Well if either of you want ASCII art printed with *real* 'soul'
(or a reminder of what "no page breaks" really means), send me
a file on paper tape and I'll print it out on my TeleType. ;-)
(But it won't be good for C listings, as it's uppercase-only,
of course. ASR-33. 110-baud. Round keys. No typeahead.
It took me forever to convince a Linux box to set a serial
port that slow, and then I couldn't convince any of my machines
to accept an uppercase login.)
Somewhere around here I should still have my Epson LX-80, which
did NLQ with only eight pins (three passes per line of text in
NLQ mode).
I also remember a "small" dot-matrix line-printer I used in the
mid-1980s at the Corps of Engineers. I say "small" because it
wasn't as big as the mainframe-oriented chain printers I'd seen,
but the printer itself was about 2/3 the size of one of those
acoustic enclosures we used to put over the daisy-wheel printers.

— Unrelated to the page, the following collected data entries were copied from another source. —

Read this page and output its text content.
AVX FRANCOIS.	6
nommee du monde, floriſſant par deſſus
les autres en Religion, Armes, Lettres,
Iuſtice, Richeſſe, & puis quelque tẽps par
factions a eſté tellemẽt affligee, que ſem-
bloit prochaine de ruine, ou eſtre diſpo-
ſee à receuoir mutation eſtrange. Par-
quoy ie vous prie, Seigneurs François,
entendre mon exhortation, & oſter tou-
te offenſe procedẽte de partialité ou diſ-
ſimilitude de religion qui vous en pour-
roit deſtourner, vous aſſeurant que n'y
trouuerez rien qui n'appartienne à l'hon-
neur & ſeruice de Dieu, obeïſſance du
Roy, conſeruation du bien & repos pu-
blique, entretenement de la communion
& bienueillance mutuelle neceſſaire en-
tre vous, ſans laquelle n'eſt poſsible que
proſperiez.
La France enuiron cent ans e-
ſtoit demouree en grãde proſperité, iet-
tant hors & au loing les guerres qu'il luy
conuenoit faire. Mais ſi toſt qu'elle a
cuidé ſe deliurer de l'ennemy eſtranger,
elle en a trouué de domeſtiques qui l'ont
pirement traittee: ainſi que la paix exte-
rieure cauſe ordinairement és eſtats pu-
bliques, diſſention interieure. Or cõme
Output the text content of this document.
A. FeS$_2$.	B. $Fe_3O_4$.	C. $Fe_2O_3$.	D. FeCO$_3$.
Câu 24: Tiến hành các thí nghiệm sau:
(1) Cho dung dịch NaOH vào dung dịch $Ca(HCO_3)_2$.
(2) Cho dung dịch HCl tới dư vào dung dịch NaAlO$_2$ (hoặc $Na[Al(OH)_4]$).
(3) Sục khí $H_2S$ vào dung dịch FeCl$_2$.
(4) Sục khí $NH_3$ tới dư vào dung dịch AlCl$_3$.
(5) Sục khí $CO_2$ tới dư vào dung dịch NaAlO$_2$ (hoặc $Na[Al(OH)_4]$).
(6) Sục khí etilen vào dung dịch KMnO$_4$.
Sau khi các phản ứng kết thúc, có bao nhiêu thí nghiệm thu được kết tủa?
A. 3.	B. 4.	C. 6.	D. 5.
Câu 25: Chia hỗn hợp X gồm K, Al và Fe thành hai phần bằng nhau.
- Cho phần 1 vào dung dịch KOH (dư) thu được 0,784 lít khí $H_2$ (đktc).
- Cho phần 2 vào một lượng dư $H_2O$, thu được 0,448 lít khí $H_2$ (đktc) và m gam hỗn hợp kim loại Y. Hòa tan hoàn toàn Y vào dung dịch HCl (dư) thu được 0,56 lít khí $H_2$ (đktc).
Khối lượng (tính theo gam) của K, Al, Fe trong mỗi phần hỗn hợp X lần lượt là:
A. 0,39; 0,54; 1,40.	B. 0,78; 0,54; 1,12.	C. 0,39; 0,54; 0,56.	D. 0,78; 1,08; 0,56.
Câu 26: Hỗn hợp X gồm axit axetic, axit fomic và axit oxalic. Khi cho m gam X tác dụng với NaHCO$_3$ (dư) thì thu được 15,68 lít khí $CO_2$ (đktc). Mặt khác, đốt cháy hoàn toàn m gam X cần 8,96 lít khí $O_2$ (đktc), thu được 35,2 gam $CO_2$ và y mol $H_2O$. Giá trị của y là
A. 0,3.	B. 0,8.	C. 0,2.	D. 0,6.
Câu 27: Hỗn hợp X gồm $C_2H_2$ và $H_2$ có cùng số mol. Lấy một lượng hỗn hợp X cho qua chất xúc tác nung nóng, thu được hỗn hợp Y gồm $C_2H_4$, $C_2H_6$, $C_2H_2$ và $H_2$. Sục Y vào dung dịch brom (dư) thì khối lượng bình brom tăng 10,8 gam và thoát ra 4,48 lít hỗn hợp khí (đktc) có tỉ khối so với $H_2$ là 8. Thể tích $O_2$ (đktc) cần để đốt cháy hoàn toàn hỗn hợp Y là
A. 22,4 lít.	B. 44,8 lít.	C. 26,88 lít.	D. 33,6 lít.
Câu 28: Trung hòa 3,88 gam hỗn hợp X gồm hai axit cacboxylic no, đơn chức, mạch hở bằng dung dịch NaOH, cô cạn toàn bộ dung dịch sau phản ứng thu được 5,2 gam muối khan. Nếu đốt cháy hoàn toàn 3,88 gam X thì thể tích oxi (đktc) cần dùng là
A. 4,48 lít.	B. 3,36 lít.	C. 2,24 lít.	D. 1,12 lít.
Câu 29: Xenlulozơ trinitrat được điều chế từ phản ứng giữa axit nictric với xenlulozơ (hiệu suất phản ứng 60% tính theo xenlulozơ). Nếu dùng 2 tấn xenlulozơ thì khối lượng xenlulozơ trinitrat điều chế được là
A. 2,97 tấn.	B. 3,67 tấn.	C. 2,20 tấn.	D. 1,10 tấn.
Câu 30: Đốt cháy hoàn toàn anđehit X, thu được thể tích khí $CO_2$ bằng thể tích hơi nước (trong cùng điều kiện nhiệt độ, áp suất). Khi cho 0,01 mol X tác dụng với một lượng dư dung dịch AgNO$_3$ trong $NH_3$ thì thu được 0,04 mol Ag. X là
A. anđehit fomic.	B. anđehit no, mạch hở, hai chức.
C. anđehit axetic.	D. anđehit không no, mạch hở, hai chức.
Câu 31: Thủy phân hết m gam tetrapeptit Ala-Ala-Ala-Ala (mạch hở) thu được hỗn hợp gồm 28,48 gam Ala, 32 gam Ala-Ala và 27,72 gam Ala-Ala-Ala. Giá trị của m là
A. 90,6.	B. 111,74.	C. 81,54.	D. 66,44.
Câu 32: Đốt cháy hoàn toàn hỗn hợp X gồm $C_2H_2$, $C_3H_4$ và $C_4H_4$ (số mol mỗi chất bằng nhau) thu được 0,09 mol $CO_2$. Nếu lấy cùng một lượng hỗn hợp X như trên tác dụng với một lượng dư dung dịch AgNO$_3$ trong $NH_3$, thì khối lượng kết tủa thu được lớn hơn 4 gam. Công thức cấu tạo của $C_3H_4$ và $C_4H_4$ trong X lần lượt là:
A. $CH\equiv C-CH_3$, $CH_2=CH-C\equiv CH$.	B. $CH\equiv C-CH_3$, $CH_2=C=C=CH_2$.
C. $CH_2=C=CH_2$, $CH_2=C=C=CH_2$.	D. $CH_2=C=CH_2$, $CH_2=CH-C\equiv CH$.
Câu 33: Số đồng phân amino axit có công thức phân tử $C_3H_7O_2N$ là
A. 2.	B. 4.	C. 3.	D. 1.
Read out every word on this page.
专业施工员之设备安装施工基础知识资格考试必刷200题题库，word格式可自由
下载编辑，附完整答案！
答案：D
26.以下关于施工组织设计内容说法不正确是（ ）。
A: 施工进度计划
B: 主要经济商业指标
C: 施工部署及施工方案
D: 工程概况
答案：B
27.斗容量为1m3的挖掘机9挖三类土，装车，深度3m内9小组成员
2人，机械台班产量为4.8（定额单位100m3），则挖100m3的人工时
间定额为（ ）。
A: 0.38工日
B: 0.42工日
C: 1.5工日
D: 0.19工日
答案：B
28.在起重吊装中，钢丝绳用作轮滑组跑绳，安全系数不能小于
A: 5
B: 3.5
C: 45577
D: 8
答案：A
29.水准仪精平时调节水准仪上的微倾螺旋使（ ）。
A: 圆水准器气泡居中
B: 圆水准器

The print head did not move -- it was a single row of pins that
extended all the way across the page. Something like 600 lines
per minute, I think, but I may have misremembered. Fun to watch,
on those rare occasions when I had a print job big enough to keep
it running long enough to put on a show. Usually my file was
finished printing by the time I stood up from my terminal.